Excavator Operator

A specialist in servicing and operating an excavator.

History of the Profession

The excavator is the most widespread type of removal and load-carrying machine found in open-pit mining. The history of the invention and perfection of the excavator begins with Leonardo Da Vinci in the 16th century. He was the first to produce a suggested design for an excavator-conveyor. The first steam-driven earthmover was built at the Izhorsky Plant, Russia in the 19th century. Engineers in the United States of America and France also contributed to the development of excavation technology. In the 20th century excavators became widespread in the construction and mining industries.
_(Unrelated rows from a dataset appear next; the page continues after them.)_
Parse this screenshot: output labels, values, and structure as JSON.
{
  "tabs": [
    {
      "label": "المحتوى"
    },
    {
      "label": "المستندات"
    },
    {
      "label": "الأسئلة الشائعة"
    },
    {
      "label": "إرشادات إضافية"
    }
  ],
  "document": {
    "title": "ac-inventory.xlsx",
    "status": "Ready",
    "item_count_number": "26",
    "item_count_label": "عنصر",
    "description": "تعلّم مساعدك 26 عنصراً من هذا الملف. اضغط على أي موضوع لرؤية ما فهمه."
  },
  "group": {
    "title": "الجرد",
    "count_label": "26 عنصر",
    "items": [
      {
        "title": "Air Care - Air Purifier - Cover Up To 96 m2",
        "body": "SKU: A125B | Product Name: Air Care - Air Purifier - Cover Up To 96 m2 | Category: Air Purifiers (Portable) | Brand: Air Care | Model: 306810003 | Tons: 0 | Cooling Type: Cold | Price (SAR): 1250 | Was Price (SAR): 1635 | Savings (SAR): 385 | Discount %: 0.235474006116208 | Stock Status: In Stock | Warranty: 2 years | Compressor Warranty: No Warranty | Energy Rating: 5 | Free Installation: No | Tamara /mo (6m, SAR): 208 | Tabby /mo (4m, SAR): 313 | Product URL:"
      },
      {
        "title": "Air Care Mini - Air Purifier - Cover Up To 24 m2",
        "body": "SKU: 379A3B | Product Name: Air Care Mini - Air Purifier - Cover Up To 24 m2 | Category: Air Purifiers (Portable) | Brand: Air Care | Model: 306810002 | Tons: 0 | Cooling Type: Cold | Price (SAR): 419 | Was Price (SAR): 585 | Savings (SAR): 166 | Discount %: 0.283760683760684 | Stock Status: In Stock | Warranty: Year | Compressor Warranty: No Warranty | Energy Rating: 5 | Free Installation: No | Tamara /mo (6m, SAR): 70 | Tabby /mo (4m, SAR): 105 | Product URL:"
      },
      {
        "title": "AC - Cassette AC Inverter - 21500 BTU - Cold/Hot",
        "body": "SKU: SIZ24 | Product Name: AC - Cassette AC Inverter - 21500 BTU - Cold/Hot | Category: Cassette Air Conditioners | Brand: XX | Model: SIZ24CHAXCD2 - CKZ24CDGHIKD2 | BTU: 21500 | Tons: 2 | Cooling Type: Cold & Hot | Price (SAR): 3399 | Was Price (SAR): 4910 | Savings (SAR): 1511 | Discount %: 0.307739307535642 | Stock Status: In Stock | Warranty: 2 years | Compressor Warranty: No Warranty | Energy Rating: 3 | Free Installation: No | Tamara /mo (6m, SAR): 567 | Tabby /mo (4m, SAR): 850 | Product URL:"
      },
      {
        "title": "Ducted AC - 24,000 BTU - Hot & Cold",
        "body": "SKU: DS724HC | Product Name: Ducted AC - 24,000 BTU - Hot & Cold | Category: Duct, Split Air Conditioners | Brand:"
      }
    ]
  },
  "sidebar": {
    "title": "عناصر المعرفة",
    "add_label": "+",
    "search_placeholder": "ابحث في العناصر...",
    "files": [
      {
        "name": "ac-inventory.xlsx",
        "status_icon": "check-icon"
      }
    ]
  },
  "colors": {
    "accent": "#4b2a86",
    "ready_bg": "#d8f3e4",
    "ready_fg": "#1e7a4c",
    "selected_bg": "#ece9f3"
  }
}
The Excavator Operator Today

The excavator operator is one of the key workman roles at Metalloinvest plants. The role is both prestigious and well-paid, it counts amongst the professions, which were crucial to mining works from the very first days of exploitation of iron ore deposits. Excavator operators at Metalloinvest are allocated to work on single-bucket excavators or rotary excavators with multiple buckets of varying capacity depending on their level of qualification, they are also expected to carry out technical servicing and minor repairs. The excavator operators work mainly in the open pit. Walking excavators are used in the loading of unconsolidated overburden into railway hoppers and dumper cars. Excavators of the type straight mechanical shovel are used on the horizontal surfaces of the pit to load mined materials into dumper trucks and dumper cars.

Knowledge and Skills

The minimum requirement for the role is qualification to a semi-professional level. Employees can further their qualifications on courses at Metalloinvest enterprises. An excavator operator should be familiar with the occupational safety and health requirements, the technical specifications of the excavator, and the specifics of open-pit mining and excavation.

Personal Qualities

Working with an excavator involves a high level of risk and a great deal of responsibility. Considering the complexity of the machinery and the excavation process, the excavator operator has no right to make a mistake, should be able to ascertain the distance between objects with a great degree of accuracy by sight, and have quick reactions.


The career path for an excavator operator begins with the position of assistant operator. It is essential to gain the necessary practical experience and know the machinery inside-out in order to be promoted. Experienced excavator operators become foremen, overseers, and mechanics. Higher education, and organisational and management skills open the door to promotion into the ranks of management.